Abstract

A theory is presented to describe the linear baroclinic instability of coupled density fronts on a sloping continental shelf. The new baroclinic model equations used to study the instability process correspond to an ‘intermediate lengthscale’ dynamical balance. Specifically, the frontal dynamics, while geostrophic, is not quasigeostrophic because frontal height deflections are not small in comparison with the frontal scale height. The evolution of the frontal height is strongly coupled to the geostrophic pressure in the surrounding slope water through the hydrostatic balance which expresses the continuity of the dynamic pressures across the frontal interface. The deeper surrounding slope water evolves quasi-geostrophically and is coupled to the front by baroclinic vortex-tube stretching/compression associated with the perturbed density front (allowing the release of mean frontal potential energy) and the topographic vorticity gradient associated with the sloping bottom. It is shown that the baroclinic stability characteristics are principally determined by a so-called non-dimensional interaction parameter (denoted μ) which physically measures the ratio of the destabilizing baroclinic vortex-tube stretching/compression to the stabilizing topographic vorticity gradient. For a given along-front mode wavenumber it is shown that a minimum μ is required for instability. Several other general stability results are presented: necessary conditions for instability, growth rate and phase speed bounds, the existence of a high wavenumber cutoff, and a semicircle theorem for the unstable modes.

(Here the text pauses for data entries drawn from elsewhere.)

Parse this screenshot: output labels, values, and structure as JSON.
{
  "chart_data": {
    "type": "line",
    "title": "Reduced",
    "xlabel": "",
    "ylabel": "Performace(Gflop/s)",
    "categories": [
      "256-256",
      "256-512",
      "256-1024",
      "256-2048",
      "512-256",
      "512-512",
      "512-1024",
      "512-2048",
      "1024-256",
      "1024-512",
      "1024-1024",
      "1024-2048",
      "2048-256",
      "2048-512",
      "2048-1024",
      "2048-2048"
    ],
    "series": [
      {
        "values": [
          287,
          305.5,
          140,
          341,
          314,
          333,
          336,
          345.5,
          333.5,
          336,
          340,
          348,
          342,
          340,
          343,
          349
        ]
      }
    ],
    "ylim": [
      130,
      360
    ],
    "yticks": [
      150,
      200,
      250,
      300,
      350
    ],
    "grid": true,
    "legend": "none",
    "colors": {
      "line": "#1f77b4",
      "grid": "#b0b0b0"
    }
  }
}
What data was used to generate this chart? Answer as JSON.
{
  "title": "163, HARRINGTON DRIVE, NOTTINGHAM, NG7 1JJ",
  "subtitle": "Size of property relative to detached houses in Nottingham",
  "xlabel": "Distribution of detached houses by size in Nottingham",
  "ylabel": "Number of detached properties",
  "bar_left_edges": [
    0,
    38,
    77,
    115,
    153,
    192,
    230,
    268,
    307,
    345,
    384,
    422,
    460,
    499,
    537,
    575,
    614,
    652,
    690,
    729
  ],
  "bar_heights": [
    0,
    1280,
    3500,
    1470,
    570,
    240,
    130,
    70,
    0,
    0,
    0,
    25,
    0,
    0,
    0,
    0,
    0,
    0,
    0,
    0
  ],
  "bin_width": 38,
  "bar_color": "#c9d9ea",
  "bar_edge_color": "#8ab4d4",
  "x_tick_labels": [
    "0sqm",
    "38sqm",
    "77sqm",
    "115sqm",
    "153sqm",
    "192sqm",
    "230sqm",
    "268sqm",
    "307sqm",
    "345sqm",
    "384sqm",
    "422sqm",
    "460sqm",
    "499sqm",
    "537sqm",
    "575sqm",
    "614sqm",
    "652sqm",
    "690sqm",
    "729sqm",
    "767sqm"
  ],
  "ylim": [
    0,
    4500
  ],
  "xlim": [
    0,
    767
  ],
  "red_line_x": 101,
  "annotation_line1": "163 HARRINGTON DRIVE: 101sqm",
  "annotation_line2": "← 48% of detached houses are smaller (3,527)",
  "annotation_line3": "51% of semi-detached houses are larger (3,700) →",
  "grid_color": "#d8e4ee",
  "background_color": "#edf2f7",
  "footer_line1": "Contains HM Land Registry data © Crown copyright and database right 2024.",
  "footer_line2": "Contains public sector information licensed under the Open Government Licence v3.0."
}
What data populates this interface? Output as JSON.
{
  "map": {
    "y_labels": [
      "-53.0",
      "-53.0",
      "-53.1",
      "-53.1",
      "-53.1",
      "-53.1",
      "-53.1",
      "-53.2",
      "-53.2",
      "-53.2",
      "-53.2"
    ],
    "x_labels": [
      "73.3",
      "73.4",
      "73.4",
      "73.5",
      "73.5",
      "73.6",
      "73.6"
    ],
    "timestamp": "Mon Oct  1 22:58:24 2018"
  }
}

The linear stability equations are solved exactly for a parabolic coupled density front and a detailed description of the spatial and temporal characteristics of the instabilities is given. For physically realistic parameter values the instabilities are manifested as amplifying topographic Rossby waves in the slope water, and on the density front the unstable perturbations take the form of amplifying anticyclones which have maximum amplitude on the offshore side.